We must wake up. If we are going to find our callings, we must live intentionally and audaciously. And we must be generous. This choice is not an easy one, and it doesn’t come naturally, but it’s how we were meant to live.


When You Have to Walk Away

The worst part of being wrecked is facing a need and then having to walk away. It happens, even when we don’t want it to. Especially then. For one reason or another, we must sometimes pass the baton on to the next person God is calling to heal a wound. We must let go; we must leave what is comfortable and familiar and once again trust

This is not easy, this letting go. There is so much need and so much pain—so much suffering—that it seems self-centered to walk away from a need. But this isn’t about the need; it’s about humility. It’s about believing that there is more happening than we can see when we bring a cool cup of water to someone who is thirsty.
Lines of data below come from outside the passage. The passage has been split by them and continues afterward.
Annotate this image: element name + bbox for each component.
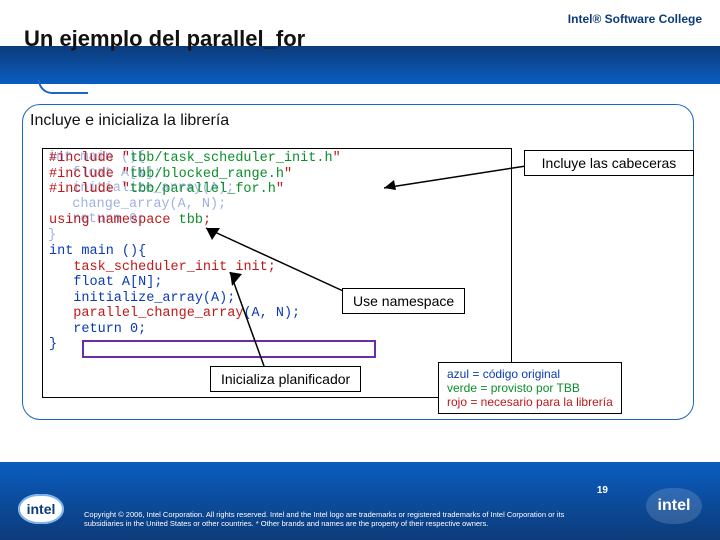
- section-subtitle: Incluye e inicializa la librería: [30, 112, 229, 130]
- legend-blue: azul = código original: [447, 367, 613, 381]
- arrow-headers: [380, 160, 530, 196]
- callout-init: Inicializa planificador: [210, 366, 361, 392]
- footer-band: intel Copyright © 2006, Intel Corporatio…: [0, 462, 720, 540]
- callout-namespace: Use namespace: [342, 288, 465, 314]
- legend-green: verde = provisto por TBB: [447, 381, 613, 395]
- intel-logo-left: intel: [18, 494, 64, 524]
- legend-red: rojo = necesario para la librería: [447, 395, 613, 409]
- callout-headers: Incluye las cabeceras: [524, 150, 694, 176]
- intel-logo-right: intel: [646, 488, 702, 524]
- slide-title: Un ejemplo del parallel_for: [24, 26, 305, 52]
- legend-box: azul = código original verde = provisto …: [438, 362, 622, 414]
- page-number: 19: [597, 485, 608, 496]
- arrow-init: [224, 266, 294, 370]
- copyright-text: Copyright © 2006, Intel Corporation. All…: [84, 510, 580, 528]
- title-connector: [38, 80, 88, 94]
- brand-label: Intel® Software College: [568, 12, 702, 26]
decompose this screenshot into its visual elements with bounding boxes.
It’s about having faith in a deeper narrative that underlies every compassionate act.

In other words, it’s easy to lose yourself in the pursuit of justice.

Nobody wants to tell you this. That this may cost you your soul. That it will hurt worse than you imagined and there will be all kinds of unresolved tensions. You never see a disclaimer at the bottom of those commercials with starving African children, saying, “Warning: Taking action may lead to serious mental health risks.” But it’s true. At least, in my experience and what I’ve seen in others. And no one wants to talk about that—how justice can consume you (not in a good way), how it keeps you up at night, how it becomes an obsession.


Going Where You Don’t Want to Go

When we are young, the world is our oyster. We travel, go on adventures, discover a world we never knew. But life doesn’t continue like this forever—not for most of us. We grow up, buy houses, get bosses, and pay bills. Ultimately, we go where we don’t want to go. We go where we must, to the places we’re called. Although the adolescent within rebels, the adult knows it’s right.

When you get older, life sometimes just sort of happens to you. Without your permission or realization, you may end up in a position where you don’t have the freedom you once had. You may find yourself locked into commitments you can’t get out of. When you get older, people depend on you; you have real responsibility.

So while you’re young, do what you want. Because you won’t always be able to. You won’t always be able to be so carefree.


Wrecking Others

The hardest part of getting wrecked is what comes after. What happens when the trip is over, the memories fade, and life begins to feel normal again. Things will slow down, priorities will shift, and you’ll question yourself, wondering if you’ve become a sellout. You’ll get married, buy a house, have a few kids. Or you’ll work a nine-to-five, stop volunteering, and worry you’ve lost your edge. You’ll look back at your early years with nostalgia, read through old journals and scrapbooks with regret. And you’ll wonder what happened.

Take heart. This is your biggest adventure yet, if you seize it. You have a chance—the most important opportunity of your life, in fact—to bring people along on the journey. You get to wreck others.

After being wrecked, a lot of people struggle with boredom. Their season of adventure ends, and they live in the past or, worse, vicariously through movies and others’ stories. But there’s an alternative: you can help other people find their purpose, just like you found yours. You can help friends, family members, and total strangers get wrecked. In helping others find their way, you may find more of yours—at least, the next part of the journey.

You are leaving a legacy.

Whatever you are doing, you are building something that will last. It may be a legacy of action or inaction. It’s happening right now. You may not be able to see it, but it’s there. You can embrace this or ignore it. But you are still leaving something behind. For your friends. Maybe your children. And perfect strangers who may never know what you did (or didn’t do).

Advice? Go for broke. Choose the hard option. Do what comfort screams “no” to—what will ultimately shape you and help others. It may be counterintuitive or against what you’ve been taught, but do it anyway. Step into inconvenience. Welcome the anxiety that comes with doing the right choice. And be wrecked once again.